Attorney Lois Sutton of West Deal, in addressing the students, focused on the legal consequences of drinking and driving, emphasizing that parents can be charged even if they are not home and not aware drinking was taking place. Tim Macon, Ocean Township traffic safety officer, spoke about the penalties and fines drunk drivers face.
Guest speaker Alison Wheeler of Middletown described how her brother D.J. was killed by a drunk driver in 2003, five months after graduating high school.
“My family suffers every single day because of a young man who drove while intoxicated,” she said. “We don’t celebrate birthdays and holidays because it just hurts too much without my brother here.
“Before you get behind the wheel of a car drunk,” Wheeler told the students, “think of your family and what their lives would be like without you. The driver who killed my brother was sentenced for three years. Our sentence is for life.”
The dangers were dramatically demonstrated when students participated in an experiment in the school gym. After putting on “fatal vision” goggles that simulate the effects of inebriation, they attempted to drive golf carts. After knocking over an entire row of traffic cones, 16-year-old Shai Galapo of Deal emerged from the cart in a daze. “It was out of this world. I’m not doing that ever again. I’m still a little dizzy,” he said.

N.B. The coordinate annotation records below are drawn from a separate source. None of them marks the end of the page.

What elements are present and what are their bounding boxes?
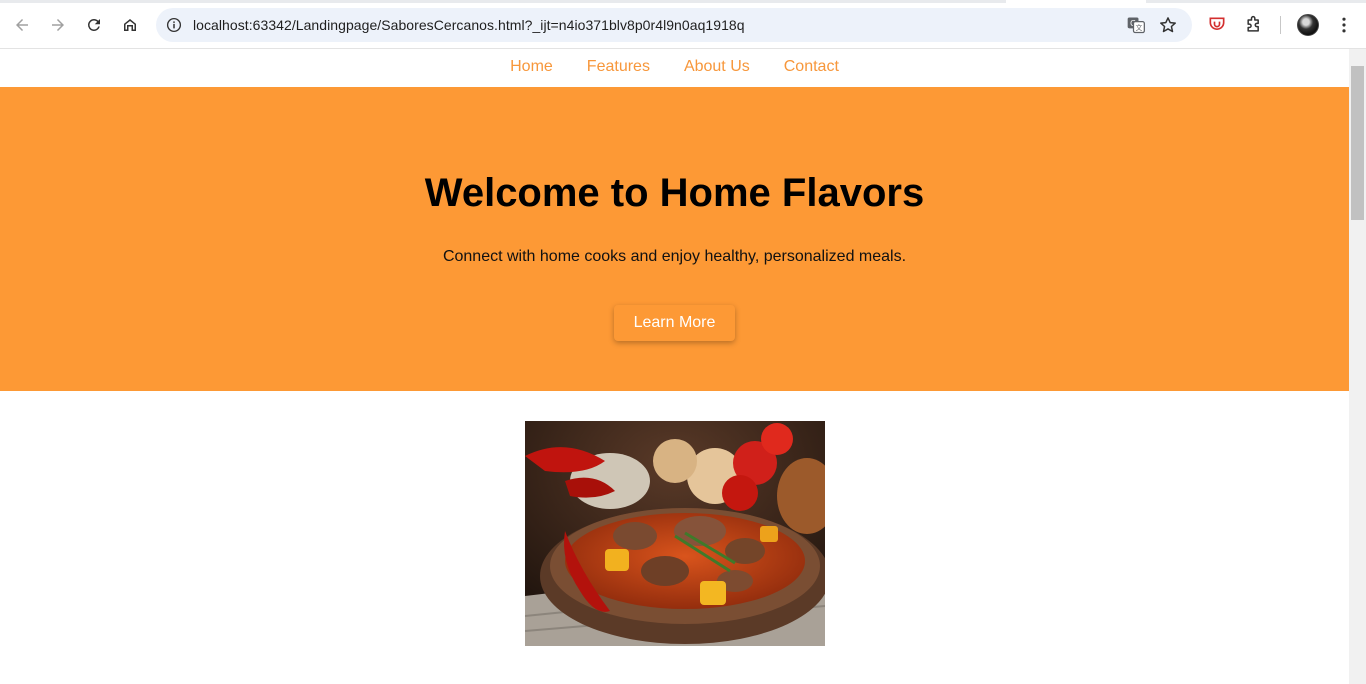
scrollbar-thumb[interactable] <box>1351 66 1364 220</box>
browser-toolbar: localhost:63342/Landingpage/SaboresCerca… <box>0 0 1366 49</box>
svg-text:文: 文 <box>1136 23 1143 32</box>
forward-arrow-icon[interactable] <box>45 12 71 38</box>
toolbar-divider <box>1280 16 1281 34</box>
puzzle-icon[interactable] <box>1243 14 1265 36</box>
page-viewport: Home Features About Us Contact Welcome t… <box>0 49 1349 684</box>
nav-link-features[interactable]: Features <box>587 58 650 75</box>
back-arrow-icon[interactable] <box>9 12 35 38</box>
site-navigation: Home Features About Us Contact <box>0 49 1349 87</box>
stew-bowl-illustration <box>525 421 825 646</box>
address-bar[interactable]: localhost:63342/Landingpage/SaboresCerca… <box>156 8 1192 42</box>
nav-link-home[interactable]: Home <box>510 58 553 75</box>
hero-section: Welcome to Home Flavors Connect with hom… <box>0 87 1349 391</box>
extension-shield-icon[interactable] <box>1206 14 1228 36</box>
nav-link-contact[interactable]: Contact <box>784 58 839 75</box>
avatar[interactable] <box>1297 14 1319 36</box>
site-info-icon[interactable] <box>165 16 183 34</box>
home-icon[interactable] <box>117 12 143 38</box>
nav-item-about: About Us <box>684 58 750 76</box>
hero-title: Welcome to Home Flavors <box>424 171 925 215</box>
page-scrollbar[interactable] <box>1349 49 1366 684</box>
reload-icon[interactable] <box>81 12 107 38</box>
nav-link-about[interactable]: About Us <box>684 58 750 75</box>
star-icon[interactable] <box>1158 15 1178 35</box>
other-tab-edge[interactable] <box>1146 0 1366 3</box>
food-image <box>525 421 825 646</box>
url-text[interactable]: localhost:63342/Landingpage/SaboresCerca… <box>193 17 745 33</box>
nav-item-home: Home <box>510 58 553 76</box>
translate-icon[interactable]: G 文 <box>1126 15 1146 35</box>
nav-item-contact: Contact <box>784 58 839 76</box>
nav-item-features: Features <box>587 58 650 76</box>
active-tab-edge[interactable] <box>0 0 1006 3</box>
kebab-menu-icon[interactable] <box>1333 14 1355 36</box>
nav-list: Home Features About Us Contact <box>0 58 1349 76</box>
hero-subtitle: Connect with home cooks and enjoy health… <box>442 248 907 265</box>
tab-strip <box>0 0 1366 3</box>
learn-more-button[interactable]: Learn More <box>614 305 735 341</box>
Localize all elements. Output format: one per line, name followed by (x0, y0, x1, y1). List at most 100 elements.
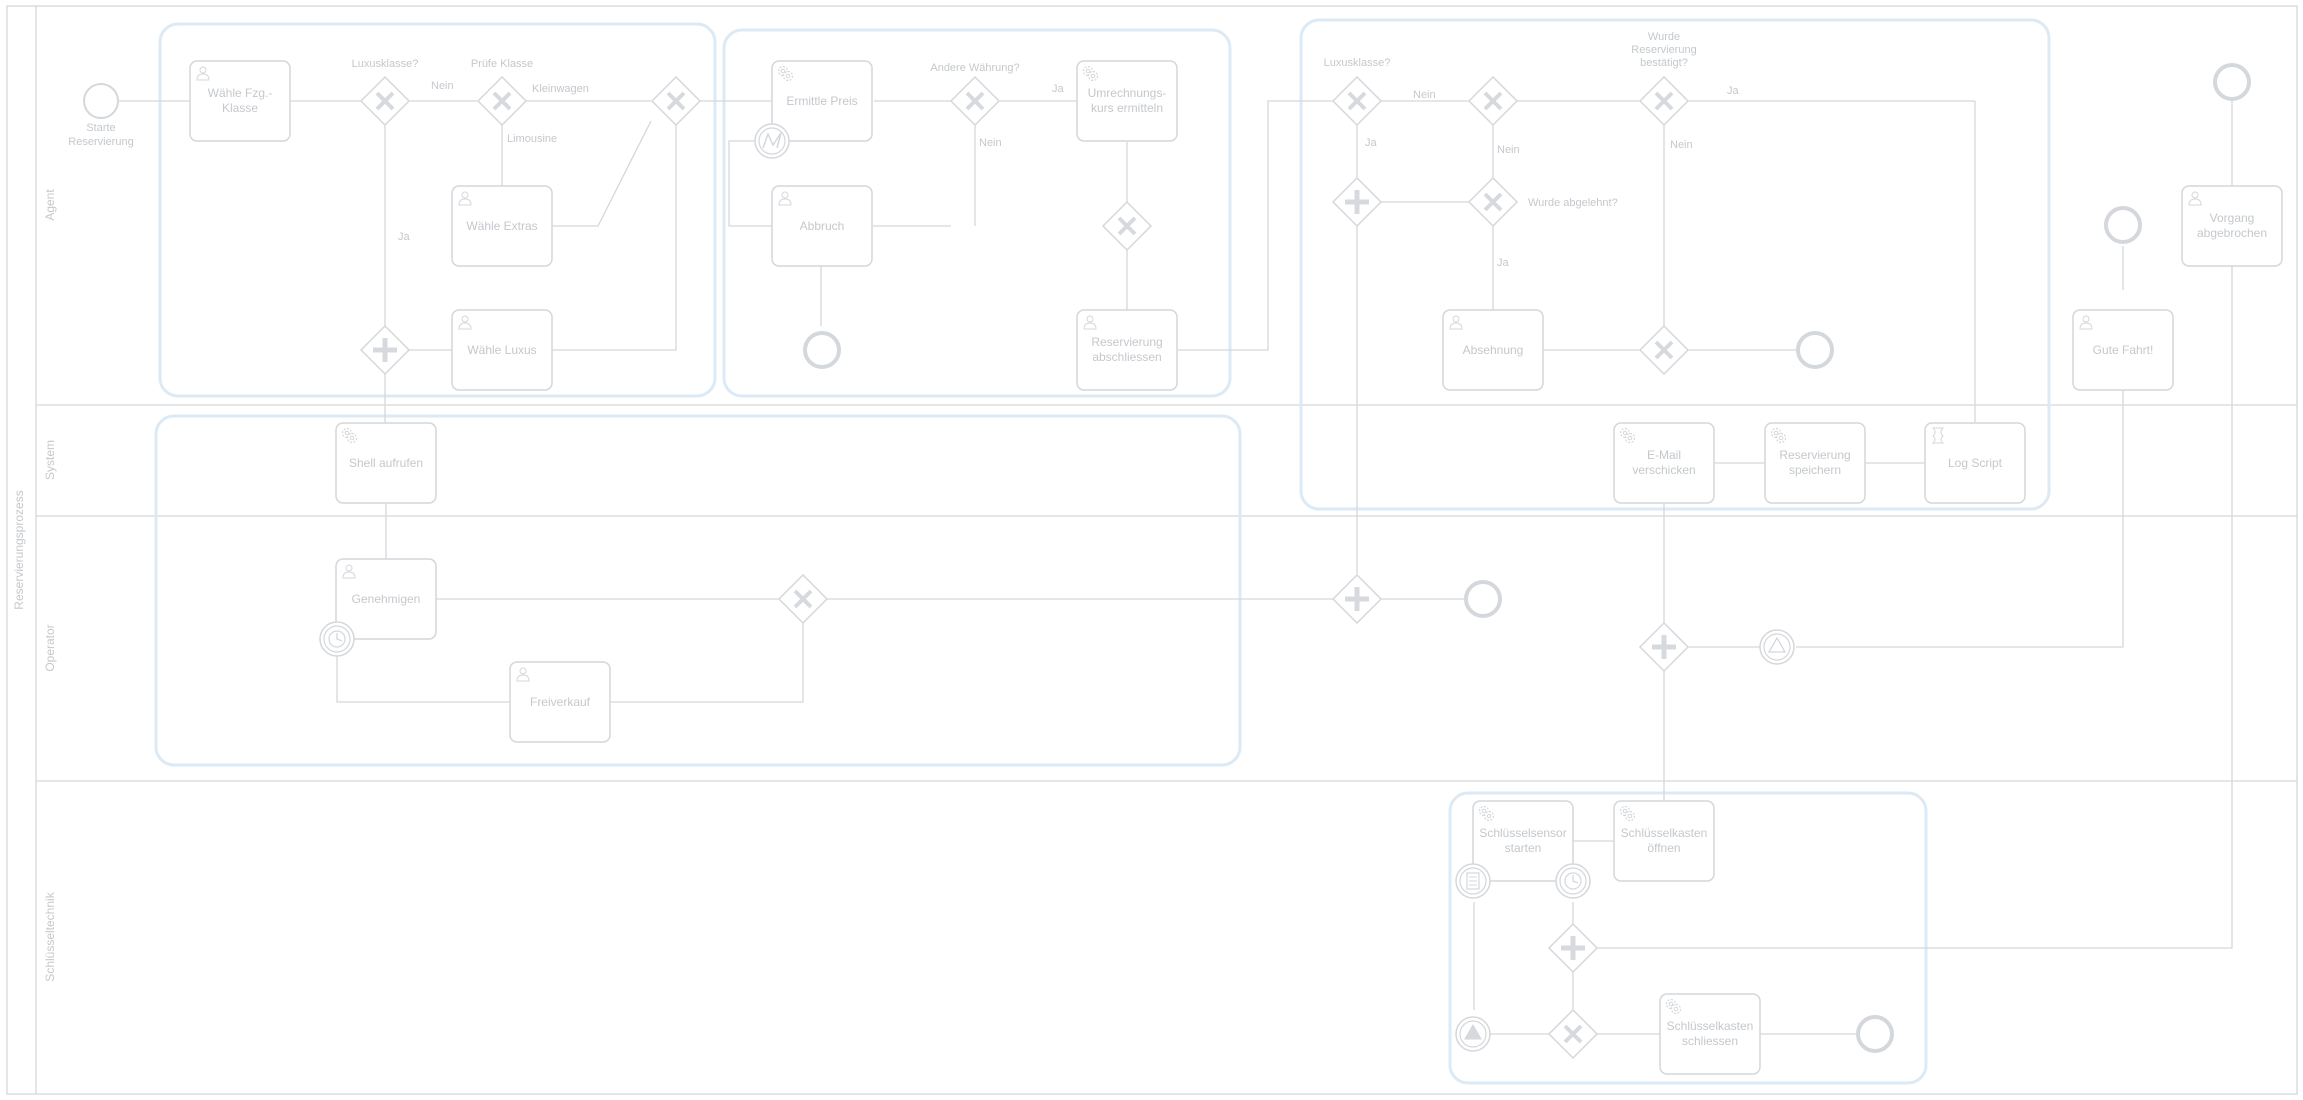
gateway-label: Luxusklasse? (1324, 57, 1391, 69)
task-label: Schlüsselsensor (1479, 826, 1566, 840)
groups (154, 18, 2051, 1085)
task-label: kurs ermitteln (1091, 101, 1163, 115)
gateway-xor-luxusklasse-2[interactable] (1331, 75, 1383, 127)
task-ermittle-preis[interactable]: Ermittle Preis (771, 60, 873, 142)
task-label: E-Mail (1647, 448, 1681, 462)
task-waehle-extras[interactable]: Wähle Extras (451, 185, 553, 267)
end-event-schluessel[interactable] (1856, 1015, 1894, 1053)
end-event-absehnung[interactable] (1796, 331, 1834, 369)
svg-text:Shell aufrufen: Shell aufrufen (349, 456, 423, 470)
gateway-xor-andere-waehrung[interactable] (949, 75, 1001, 127)
task-label: speichern (1789, 463, 1841, 477)
task-freiverkauf[interactable]: Freiverkauf (509, 661, 611, 743)
gateway-xor-schluessel[interactable] (1547, 1008, 1599, 1060)
flow-label: Nein (431, 80, 454, 92)
lane-label-agent: Agent (43, 189, 57, 221)
flow-label: Nein (1413, 89, 1436, 101)
boundary-event-timer-icon[interactable] (319, 621, 355, 657)
task-schluesselkasten-oeffnen[interactable]: Schlüsselkasten öffnen (1613, 800, 1715, 882)
lane-label-system: System (43, 440, 57, 480)
task-label: starten (1505, 841, 1542, 855)
gateway-xor-merge-4[interactable] (1638, 324, 1690, 376)
task-genehmigen[interactable]: Genehmigen (335, 558, 437, 640)
task-shell-aufrufen[interactable]: Shell aufrufen (335, 422, 437, 504)
events (83, 63, 2251, 1053)
gateway-and-email[interactable] (1638, 621, 1690, 673)
boundary-event-timer-icon[interactable] (1555, 863, 1591, 899)
flow-label: Limousine (507, 133, 557, 145)
end-event-gute-fahrt[interactable] (2104, 206, 2142, 244)
flow-label: Ja (1365, 137, 1378, 149)
task-email-verschicken[interactable]: E-Mail verschicken (1613, 422, 1715, 504)
gateway-xor-wurde-bestaetigt[interactable] (1638, 75, 1690, 127)
tasks: Wähle Fzg.-Klasse Wähle Extras Wähle Lux… (189, 60, 2283, 1075)
task-waehle-luxus[interactable]: Wähle Luxus (451, 309, 553, 391)
task-label: abgebrochen (2197, 226, 2267, 240)
svg-text:Abbruch: Abbruch (800, 219, 845, 233)
task-label: Schlüsselkasten (1621, 826, 1708, 840)
pool (6, 5, 2298, 1095)
task-label: Klasse (222, 101, 258, 115)
task-schluesselkasten-schliessen[interactable]: Schlüsselkasten schliessen (1659, 993, 1761, 1075)
task-reservierung-abschliessen[interactable]: Reservierung abschliessen (1076, 309, 1178, 391)
end-event-operator[interactable] (1464, 580, 1502, 618)
start-event[interactable] (83, 83, 119, 119)
gateway-xor-wurde-abgelehnt[interactable] (1467, 176, 1519, 228)
gateway-label: Wurde Reservierung bestätigt? (1631, 31, 1696, 69)
task-label: Wähle Extras (466, 219, 537, 233)
svg-text:Absehnung: Absehnung (1463, 343, 1524, 357)
gateway-label: Wurde abgelehnt? (1528, 197, 1618, 209)
start-event-label: Starte Reservierung (68, 122, 133, 148)
svg-text:Gute Fahrt!: Gute Fahrt! (2093, 343, 2154, 357)
task-log-script[interactable]: Log Script (1924, 422, 2026, 504)
task-label: Reservierung (1779, 448, 1850, 462)
task-label: Freiverkauf (530, 695, 591, 709)
svg-text:Reservierungspeichern: Reservierung speichern (1779, 448, 1850, 477)
task-label: Gute Fahrt! (2093, 343, 2154, 357)
task-schluesselsensor-starten[interactable]: Schlüsselsensor starten (1472, 800, 1574, 882)
gateway-xor-pruefe-klasse[interactable] (476, 75, 528, 127)
task-label: Wähle Fzg.- (208, 86, 273, 100)
gateway-and-operator[interactable] (1331, 573, 1383, 625)
gateway-label: Luxusklasse? (352, 58, 419, 70)
task-label: abschliessen (1092, 350, 1161, 364)
end-event-abbruch[interactable] (803, 331, 841, 369)
svg-text:Wähle Extras: Wähle Extras (466, 219, 537, 233)
gateway-xor-merge-3[interactable] (1467, 75, 1519, 127)
boundary-event-conditional-icon[interactable] (1455, 863, 1491, 899)
gateway-and-luxus-split[interactable] (1331, 176, 1383, 228)
svg-text:Wähle Luxus: Wähle Luxus (467, 343, 536, 357)
gateway-xor-merge-1[interactable] (650, 75, 702, 127)
task-vorgang-abgebrochen[interactable]: Vorgang abgebrochen (2181, 185, 2283, 267)
gateway-xor-luxusklasse-1[interactable] (359, 75, 411, 127)
intermediate-signal-event-icon[interactable] (1759, 629, 1795, 665)
task-absehnung[interactable]: Absehnung (1442, 309, 1544, 391)
gateway-xor-merge-2[interactable] (1101, 200, 1153, 252)
task-label: öffnen (1647, 841, 1680, 855)
flow-label: Ja (1727, 85, 1740, 97)
task-label: Absehnung (1463, 343, 1524, 357)
boundary-event-error-icon[interactable] (754, 123, 790, 159)
gateways (359, 75, 1690, 1060)
task-label: Log Script (1948, 456, 2003, 470)
task-label: Shell aufrufen (349, 456, 423, 470)
svg-text:Ermittle Preis: Ermittle Preis (786, 94, 857, 108)
task-label: Umrechnungs- (1088, 86, 1167, 100)
lane-label-operator: Operator (43, 624, 57, 671)
task-gute-fahrt[interactable]: Gute Fahrt! (2072, 309, 2174, 391)
gateway-and-luxus[interactable] (359, 324, 411, 376)
flow-label: Nein (979, 137, 1002, 149)
flow-label: Ja (1052, 83, 1065, 95)
task-reservierung-speichern[interactable]: Reservierung speichern (1764, 422, 1866, 504)
task-umrechnungskurs-ermitteln[interactable]: Umrechnungs-kurs ermitteln (1076, 60, 1178, 142)
task-label: Vorgang (2210, 211, 2255, 225)
gateway-and-schluessel[interactable] (1547, 922, 1599, 974)
flow-label: Ja (398, 231, 411, 243)
task-waehle-fzg-klasse[interactable]: Wähle Fzg.-Klasse (189, 60, 291, 142)
end-event-vorgang-abgebrochen[interactable] (2213, 63, 2251, 101)
task-label: Abbruch (800, 219, 845, 233)
svg-text:Log Script: Log Script (1948, 456, 2003, 470)
task-abbruch[interactable]: Abbruch (771, 185, 873, 267)
gateway-xor-genehmigung[interactable] (777, 573, 829, 625)
intermediate-signal-throw-icon[interactable] (1455, 1016, 1491, 1052)
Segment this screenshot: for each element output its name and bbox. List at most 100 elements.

Students also witnessed a reenactment of a head-on collision and victim rescue operation in the school’s parking lot, with demonstrations by emergency medical service workers from Oakhurst, Wanamassa, and the Jersey Shore division of Hatzalah, the volunteer Jewish squad.
The program emphasizes the important role community plays in addressing this critical issue, said Dr. Gayle Krost of Oakhurst, Hillel’s vice president and chair of the board of education. “As a community we need to educate our children about the risk of driving under the influence and getting into a car with someone under the influence,” she said. “It’s our responsibility to save their lives.”
Rude Awakening helps ensure Hillel students make wise decisions, said Rabbi Howard Bald, head of the high school. “At the end of the day, there’s nothing more important than the safety and welfare of the children in our community.”